Debt-ridden telecom company Vodafone Idea (Vi) has paid its old dues of Rs 1,910 crore towards Indus Towers. The company has recently made this payment by raising fresh equity from Vodafone Group Plc.
Vodafone Group’s share in Vi increased
After this latest investment, Vodafone Group’s stake in Vi has increased from 22.56% to 24.39%. The investment has been made through Omega Telecom Holdings Pvt Ltd and Usha Martin Telematics Ltd, which are promoter entities of Vodafone.
How were the dues paid?
Vodafone promoters invested Rs 1,910 crore in Vi after paying dues to its lenders, Indus Towers said in an exchange filing. Vi has used this fund to repay the dues of Master Service Agreement (MSA) of Indus Towers.
Fall in shares of Indus Towers and Vi
Despite this news, shares of Indus Towers closed 2.90% down at ₹320.25 on Friday. At the same time, shares of Vi also closed at ₹7.75 with a decline of 2.27%.

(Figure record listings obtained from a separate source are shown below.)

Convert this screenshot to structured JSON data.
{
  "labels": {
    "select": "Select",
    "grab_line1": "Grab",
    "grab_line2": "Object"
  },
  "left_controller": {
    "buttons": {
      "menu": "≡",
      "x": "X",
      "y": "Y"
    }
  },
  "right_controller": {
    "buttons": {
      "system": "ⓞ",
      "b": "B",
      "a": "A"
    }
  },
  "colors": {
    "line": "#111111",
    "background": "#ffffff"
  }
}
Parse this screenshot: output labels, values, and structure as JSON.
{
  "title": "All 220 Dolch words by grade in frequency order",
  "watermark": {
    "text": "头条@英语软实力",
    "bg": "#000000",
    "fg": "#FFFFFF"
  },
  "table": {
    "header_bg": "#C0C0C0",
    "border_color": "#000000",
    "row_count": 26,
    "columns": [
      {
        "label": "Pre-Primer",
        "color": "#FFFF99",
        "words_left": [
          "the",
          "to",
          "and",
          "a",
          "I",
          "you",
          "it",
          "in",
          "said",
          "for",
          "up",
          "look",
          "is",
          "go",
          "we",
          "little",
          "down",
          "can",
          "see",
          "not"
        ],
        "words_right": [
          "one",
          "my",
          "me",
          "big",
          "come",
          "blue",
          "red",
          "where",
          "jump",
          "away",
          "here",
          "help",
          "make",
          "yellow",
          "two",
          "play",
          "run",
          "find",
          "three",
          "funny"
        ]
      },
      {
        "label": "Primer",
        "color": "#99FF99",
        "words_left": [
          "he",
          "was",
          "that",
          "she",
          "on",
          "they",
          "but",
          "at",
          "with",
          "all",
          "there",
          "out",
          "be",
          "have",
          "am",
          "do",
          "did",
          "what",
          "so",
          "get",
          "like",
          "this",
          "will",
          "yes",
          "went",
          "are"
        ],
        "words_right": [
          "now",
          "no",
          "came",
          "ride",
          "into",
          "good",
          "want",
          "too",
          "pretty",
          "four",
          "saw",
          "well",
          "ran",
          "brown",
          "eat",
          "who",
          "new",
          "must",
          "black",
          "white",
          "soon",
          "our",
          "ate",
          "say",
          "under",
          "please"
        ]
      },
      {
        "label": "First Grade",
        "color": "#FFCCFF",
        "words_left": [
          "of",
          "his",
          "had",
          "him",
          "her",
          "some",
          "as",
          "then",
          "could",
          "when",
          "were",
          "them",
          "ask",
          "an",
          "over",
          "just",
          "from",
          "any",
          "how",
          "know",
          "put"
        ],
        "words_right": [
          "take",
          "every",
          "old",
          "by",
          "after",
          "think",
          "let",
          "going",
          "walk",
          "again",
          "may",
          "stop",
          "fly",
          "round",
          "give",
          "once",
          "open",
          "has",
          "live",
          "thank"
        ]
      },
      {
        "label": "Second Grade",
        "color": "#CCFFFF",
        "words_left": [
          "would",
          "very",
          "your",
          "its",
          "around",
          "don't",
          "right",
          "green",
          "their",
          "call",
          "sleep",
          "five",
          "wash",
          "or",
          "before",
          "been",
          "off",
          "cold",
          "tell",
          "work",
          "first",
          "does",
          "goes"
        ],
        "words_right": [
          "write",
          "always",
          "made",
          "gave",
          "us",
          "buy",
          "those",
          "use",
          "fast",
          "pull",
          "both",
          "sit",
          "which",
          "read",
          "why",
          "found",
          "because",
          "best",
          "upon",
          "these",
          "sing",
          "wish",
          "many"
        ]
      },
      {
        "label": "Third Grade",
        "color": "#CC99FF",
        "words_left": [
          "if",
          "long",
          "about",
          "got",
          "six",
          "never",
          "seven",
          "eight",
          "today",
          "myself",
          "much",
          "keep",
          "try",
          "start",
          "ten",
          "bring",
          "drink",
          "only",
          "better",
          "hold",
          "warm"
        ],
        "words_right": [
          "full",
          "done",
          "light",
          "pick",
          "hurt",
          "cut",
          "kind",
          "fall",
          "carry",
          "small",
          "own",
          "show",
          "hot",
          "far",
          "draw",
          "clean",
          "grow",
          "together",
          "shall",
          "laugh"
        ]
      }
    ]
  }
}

Vodafone sold stake in Indus Towers
Last month, Vodafone had raised ₹2,800 crore by selling its remaining 3% stake in Indus Towers. Vodafone used ₹890 crore of the proceeds from this sale to repay debt and pay transaction fees. The remaining ₹1,910 crore was used to buy equity shares in Vi.
Old debts paid, new opportunities open
Vodafone said that after this payment, all its responsibilities towards Indus Towers have been fulfilled. This has reduced the pressure of Indus Towers on Vi and will help the company achieve financial stability.
Expectation of special dividend
JP Morgan believes Indus Towers may declare a special dividend of ₹7.5 per share in FY25 after Vi clears its dues.
How much does Vi owe?
By the September 2024 quarter, Vi had paid off dues of ₹2,328.2 crore to Indus Towers. Yet according to industry sources, the total outstanding dues of Indus Towers to Vi stood at ₹7,076 crore.
What does this payment mean for Vi?
This payment is very important for Vi as it has reduced the debt burden on the company and will help it become financially stronger. Along with this, Vi can also get the confidence of investors in the market.